When, we wonder, will America’s veterans next make themselves felt in presidential politics? That is the question about which we find ourselves wondering this Memorial Day. It was nursed in a column issued in Haaretz newspaper by the editor of the Sun, who was reacting to a dispatch in the Associated Press reporting that ex-GIs who fought in Iraq “have been watching in frustration” as “Republican presidential contenders distance themselves from the decision their party enthusiastically supported to invade that country.”

It’s not just Iraq, the column in Haaretz pointed out. “It’s also Afghanistan. And it’s not just the Republicans with whom frustration is growing. Democrats, too, helped take us into this war (they controlled the Senate, where a majority of the Democrats voted to authorize the Iraq war). If veterans seem more frustrated with the GOP now, it’s only because the betrayal by the Democrats happened earlier.” It went on to say that the thing to remember about veterans is that they have long memories.

This is natural enough. War will always be indelible for anyone who experienced it, even, the Haaretz column noted, for those who had but a small part in a war. It would be folly to take them for granted, or underestimate how suddenly — and to what devasting effect — veterans can make themselves felt. This is what we learned in 2004, the Haaretz column noted, when the Democrats put up for president John Kerry. More than 30 years had passed since Mr. Kerry had made his testimony before the Senate.

Yet, the column in Haaretz recalled, “it took but a single phone call from one retired admiral, Roy E. Hoffman, and the Swift Boat Veterans for Truth sprang up.” There will always be controversy about the Swift Vets attacks on Mr. Kerry. But the American people had made short work of it; they rebuffed Mr. Kerry’s offer to report for duty and handily re-elected, in George W. Bush, a president who made one of his signal causes an appreciation of our GIs and winning the war in which he’d ordered them to appear. The Swift Vets won.

They knew we’d won in Vietnam, and among their beefs with Mr. Kerry was frustration not only their sense that he was unfit for command but the role that he’d played in throwing away our victory. That is what a new administration has been doing in the Middle East (and Afghanistan). It threw away our victory in an Iraq that was, in Mr. Obama’s own assessment when he pulled out or GIs, “sovereign, stable, and self reliant,” a point of which we were reminded on the eve of Memorial Day by Fox News’s Sean Hannity.
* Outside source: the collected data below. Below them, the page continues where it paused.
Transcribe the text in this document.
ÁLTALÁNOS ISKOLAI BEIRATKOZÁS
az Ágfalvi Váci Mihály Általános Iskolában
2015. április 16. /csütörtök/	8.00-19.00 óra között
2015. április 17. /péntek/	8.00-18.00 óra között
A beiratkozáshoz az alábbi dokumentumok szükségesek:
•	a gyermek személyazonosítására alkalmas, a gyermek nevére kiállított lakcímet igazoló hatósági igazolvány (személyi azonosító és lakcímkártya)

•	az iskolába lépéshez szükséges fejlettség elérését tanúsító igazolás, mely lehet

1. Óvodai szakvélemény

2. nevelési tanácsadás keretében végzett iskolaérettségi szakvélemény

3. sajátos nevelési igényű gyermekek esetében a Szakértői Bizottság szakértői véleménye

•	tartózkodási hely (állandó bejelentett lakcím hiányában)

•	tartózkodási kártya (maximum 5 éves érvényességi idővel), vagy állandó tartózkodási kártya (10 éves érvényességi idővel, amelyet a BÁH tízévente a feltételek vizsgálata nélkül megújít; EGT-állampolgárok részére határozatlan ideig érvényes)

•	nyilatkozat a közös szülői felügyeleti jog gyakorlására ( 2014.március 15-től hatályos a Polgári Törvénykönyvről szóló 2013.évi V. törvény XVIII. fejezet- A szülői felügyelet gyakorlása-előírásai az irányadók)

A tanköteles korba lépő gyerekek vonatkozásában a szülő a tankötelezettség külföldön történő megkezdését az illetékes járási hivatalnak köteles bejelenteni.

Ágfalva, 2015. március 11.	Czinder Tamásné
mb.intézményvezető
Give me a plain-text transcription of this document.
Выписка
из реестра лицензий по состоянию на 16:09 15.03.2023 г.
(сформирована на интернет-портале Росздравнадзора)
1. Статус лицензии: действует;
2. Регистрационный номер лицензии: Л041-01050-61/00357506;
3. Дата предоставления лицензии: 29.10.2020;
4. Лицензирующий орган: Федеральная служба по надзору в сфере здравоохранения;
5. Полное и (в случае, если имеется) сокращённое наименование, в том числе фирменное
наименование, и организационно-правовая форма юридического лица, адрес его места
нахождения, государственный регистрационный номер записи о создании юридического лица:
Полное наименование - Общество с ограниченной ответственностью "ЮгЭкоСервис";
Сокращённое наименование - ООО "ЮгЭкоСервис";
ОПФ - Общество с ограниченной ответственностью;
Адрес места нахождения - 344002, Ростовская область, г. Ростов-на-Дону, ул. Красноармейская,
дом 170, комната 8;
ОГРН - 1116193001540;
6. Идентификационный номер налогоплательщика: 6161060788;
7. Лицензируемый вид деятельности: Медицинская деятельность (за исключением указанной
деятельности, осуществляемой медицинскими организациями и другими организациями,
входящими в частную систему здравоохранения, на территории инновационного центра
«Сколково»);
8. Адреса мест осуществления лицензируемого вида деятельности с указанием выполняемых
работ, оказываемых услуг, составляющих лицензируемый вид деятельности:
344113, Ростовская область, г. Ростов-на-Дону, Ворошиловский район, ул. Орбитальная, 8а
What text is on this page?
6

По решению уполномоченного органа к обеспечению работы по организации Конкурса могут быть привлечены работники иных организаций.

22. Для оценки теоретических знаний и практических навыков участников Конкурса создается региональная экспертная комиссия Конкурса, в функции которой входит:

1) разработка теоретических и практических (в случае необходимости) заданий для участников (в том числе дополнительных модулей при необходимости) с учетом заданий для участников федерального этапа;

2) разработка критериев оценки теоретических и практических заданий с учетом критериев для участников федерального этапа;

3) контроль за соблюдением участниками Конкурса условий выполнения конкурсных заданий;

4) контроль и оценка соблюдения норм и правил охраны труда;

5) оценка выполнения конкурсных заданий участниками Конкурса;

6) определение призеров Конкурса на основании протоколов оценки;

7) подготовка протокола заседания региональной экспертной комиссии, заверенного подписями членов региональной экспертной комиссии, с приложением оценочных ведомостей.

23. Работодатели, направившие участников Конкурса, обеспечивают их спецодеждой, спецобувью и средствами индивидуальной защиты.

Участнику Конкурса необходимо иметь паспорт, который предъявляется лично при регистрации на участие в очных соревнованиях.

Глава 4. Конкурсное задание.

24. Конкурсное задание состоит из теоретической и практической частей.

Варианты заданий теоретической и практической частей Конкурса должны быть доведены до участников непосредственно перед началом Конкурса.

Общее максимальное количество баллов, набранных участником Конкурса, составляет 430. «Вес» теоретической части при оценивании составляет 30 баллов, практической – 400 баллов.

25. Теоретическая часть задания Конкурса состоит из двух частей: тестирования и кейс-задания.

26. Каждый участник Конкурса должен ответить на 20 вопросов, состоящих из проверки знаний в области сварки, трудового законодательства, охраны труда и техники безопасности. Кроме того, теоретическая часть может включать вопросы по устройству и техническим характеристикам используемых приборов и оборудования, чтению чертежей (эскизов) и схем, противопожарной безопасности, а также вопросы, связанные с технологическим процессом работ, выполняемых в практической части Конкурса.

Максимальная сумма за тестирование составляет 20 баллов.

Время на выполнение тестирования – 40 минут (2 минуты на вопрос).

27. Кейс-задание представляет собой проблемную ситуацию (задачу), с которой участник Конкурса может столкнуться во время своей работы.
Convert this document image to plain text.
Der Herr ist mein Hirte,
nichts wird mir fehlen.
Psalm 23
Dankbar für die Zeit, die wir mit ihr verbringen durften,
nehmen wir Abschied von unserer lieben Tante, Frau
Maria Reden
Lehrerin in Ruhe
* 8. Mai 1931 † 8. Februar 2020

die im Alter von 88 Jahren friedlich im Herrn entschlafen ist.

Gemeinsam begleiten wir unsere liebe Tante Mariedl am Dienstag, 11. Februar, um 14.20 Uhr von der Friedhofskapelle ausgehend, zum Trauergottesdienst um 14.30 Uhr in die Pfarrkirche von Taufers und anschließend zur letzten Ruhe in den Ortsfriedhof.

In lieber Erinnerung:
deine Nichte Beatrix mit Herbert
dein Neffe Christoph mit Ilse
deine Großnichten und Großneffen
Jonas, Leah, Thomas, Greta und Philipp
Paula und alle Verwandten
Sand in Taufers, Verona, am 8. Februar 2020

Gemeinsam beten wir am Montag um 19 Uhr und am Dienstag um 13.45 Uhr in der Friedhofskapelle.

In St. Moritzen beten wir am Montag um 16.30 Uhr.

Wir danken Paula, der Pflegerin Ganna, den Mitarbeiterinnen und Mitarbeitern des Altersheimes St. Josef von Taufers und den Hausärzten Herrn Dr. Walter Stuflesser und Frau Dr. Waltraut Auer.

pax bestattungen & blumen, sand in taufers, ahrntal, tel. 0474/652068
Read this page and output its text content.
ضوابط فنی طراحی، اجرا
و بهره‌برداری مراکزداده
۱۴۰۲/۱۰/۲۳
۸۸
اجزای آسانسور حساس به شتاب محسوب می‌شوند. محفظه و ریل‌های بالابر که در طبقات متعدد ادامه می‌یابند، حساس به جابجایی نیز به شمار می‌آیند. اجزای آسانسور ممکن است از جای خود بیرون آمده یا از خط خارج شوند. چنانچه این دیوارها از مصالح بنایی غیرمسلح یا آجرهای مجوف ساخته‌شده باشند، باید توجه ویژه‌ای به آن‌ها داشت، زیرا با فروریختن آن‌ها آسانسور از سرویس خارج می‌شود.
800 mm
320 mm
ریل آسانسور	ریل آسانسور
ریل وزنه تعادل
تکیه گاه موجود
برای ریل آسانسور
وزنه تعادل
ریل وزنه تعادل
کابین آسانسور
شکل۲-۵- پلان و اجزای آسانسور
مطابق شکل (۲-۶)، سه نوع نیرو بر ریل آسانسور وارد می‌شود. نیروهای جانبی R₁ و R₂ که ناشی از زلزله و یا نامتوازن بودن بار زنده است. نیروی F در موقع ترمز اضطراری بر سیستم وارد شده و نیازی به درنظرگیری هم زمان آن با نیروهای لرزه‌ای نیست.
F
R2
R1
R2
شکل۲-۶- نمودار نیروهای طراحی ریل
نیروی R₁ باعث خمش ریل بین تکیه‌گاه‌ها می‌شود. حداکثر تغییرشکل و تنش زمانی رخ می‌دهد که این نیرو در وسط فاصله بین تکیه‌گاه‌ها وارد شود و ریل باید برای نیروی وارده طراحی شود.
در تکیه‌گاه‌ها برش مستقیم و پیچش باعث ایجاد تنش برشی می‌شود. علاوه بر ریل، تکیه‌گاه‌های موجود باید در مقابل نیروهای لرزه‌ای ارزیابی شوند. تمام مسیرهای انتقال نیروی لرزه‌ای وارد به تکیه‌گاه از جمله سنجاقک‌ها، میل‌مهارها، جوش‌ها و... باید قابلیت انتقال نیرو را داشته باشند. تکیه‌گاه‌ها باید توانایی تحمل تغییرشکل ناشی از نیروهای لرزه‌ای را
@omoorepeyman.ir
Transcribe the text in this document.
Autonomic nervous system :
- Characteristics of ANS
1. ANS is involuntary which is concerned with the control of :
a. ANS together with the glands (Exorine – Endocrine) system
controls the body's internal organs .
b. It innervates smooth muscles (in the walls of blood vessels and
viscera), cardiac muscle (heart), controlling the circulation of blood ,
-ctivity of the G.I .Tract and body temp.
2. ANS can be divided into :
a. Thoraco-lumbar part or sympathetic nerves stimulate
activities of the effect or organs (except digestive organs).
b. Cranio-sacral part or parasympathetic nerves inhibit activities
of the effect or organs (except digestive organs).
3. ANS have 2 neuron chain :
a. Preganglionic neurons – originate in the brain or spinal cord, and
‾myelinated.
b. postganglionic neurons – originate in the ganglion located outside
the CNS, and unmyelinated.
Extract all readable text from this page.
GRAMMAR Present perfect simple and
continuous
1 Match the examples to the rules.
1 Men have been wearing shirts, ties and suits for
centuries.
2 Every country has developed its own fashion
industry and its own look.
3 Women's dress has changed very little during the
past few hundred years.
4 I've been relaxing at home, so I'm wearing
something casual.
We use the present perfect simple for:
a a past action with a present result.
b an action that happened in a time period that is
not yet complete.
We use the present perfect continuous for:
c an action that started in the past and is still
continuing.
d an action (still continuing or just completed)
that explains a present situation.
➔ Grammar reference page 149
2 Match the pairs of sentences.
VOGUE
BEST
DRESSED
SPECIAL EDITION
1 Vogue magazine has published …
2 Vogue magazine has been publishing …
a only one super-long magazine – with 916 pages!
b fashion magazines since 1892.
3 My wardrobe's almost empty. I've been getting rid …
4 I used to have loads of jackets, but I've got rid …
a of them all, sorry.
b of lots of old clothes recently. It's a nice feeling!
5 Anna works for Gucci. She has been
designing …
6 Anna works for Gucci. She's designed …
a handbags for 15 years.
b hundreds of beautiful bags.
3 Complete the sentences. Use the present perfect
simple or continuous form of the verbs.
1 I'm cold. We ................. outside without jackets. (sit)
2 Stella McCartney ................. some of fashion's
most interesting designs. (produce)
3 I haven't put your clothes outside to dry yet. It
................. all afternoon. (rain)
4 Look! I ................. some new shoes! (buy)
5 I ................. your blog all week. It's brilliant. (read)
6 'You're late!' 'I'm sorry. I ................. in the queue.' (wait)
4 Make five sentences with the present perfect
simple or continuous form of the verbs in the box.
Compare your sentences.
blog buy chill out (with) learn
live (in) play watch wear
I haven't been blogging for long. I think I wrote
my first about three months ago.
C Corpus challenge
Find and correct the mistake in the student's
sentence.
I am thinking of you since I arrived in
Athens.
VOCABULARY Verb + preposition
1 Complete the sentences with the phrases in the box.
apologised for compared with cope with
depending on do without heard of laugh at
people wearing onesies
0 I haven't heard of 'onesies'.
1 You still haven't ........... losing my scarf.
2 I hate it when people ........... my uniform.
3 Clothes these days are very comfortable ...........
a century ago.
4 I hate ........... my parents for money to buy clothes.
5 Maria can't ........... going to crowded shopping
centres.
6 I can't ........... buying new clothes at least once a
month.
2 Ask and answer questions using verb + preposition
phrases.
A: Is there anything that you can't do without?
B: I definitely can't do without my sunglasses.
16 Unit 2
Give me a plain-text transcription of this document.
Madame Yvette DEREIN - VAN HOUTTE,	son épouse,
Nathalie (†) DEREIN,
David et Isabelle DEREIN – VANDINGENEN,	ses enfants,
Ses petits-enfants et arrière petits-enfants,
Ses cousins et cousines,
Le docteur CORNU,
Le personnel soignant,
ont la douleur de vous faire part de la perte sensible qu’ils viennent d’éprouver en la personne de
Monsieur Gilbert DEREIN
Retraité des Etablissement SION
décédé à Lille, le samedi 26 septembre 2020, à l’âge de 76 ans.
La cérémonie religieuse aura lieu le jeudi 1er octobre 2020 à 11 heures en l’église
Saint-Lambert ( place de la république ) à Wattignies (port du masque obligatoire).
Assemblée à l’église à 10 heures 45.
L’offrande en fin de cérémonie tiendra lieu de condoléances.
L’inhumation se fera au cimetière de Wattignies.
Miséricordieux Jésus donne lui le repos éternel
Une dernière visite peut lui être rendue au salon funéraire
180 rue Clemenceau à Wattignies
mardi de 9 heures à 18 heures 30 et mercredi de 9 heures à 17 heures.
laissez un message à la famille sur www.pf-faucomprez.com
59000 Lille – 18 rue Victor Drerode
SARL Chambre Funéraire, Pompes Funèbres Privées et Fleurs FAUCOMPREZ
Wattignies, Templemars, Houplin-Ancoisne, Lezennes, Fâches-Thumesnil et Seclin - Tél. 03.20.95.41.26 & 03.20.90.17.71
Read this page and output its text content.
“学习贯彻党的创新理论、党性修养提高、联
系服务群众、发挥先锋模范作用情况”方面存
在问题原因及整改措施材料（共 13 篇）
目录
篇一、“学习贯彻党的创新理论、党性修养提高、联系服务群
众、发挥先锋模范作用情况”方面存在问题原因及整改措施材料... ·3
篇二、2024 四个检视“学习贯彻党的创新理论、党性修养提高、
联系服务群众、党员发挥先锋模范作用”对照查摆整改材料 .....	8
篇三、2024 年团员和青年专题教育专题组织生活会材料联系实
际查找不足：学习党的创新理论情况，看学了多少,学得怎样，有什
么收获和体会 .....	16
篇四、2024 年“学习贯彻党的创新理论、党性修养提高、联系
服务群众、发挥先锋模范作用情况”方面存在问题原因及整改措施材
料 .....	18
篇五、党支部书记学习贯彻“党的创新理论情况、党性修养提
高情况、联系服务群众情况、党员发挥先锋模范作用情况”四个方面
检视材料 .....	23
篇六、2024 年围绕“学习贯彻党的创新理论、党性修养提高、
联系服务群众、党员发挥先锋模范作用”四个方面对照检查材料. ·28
His guest was an extraordinary woman, Debbie Lee, whose son, Marc, a Navy Seal, was killed at Ramadi in 2006. He was the first Seal to die in Iraqi Freedom. When the chairman of President Obama’s joint chiefs of staff, General Dempsey, suggested that Ramadi wasn’t important, it was Mrs. Lee who forced an apology. Yet when Ramadi fell, Mr. Obama’s spokesman asked a press conference whether we should “light our hair on fire.” Retorted Mrs. Lee: “My son’s blood is on that soil.”

When our veterans are going to make their move in a presidential election, this is beyond our ken. Could it be as soon as 2016? Maybe. Or will it take another generation? We don’t seek to answer that question here. Who, after all, could have guessed that more than thirty years after Mr. Kerry had testified against them they would rise up to stop his quest for the presidency in its tracks? What we do seek is to mark the point that the veterans of our current war are likely to have the same kind of memory as earlier veterans — and to suggest that when they’re ready, they’ll be heard in our politics.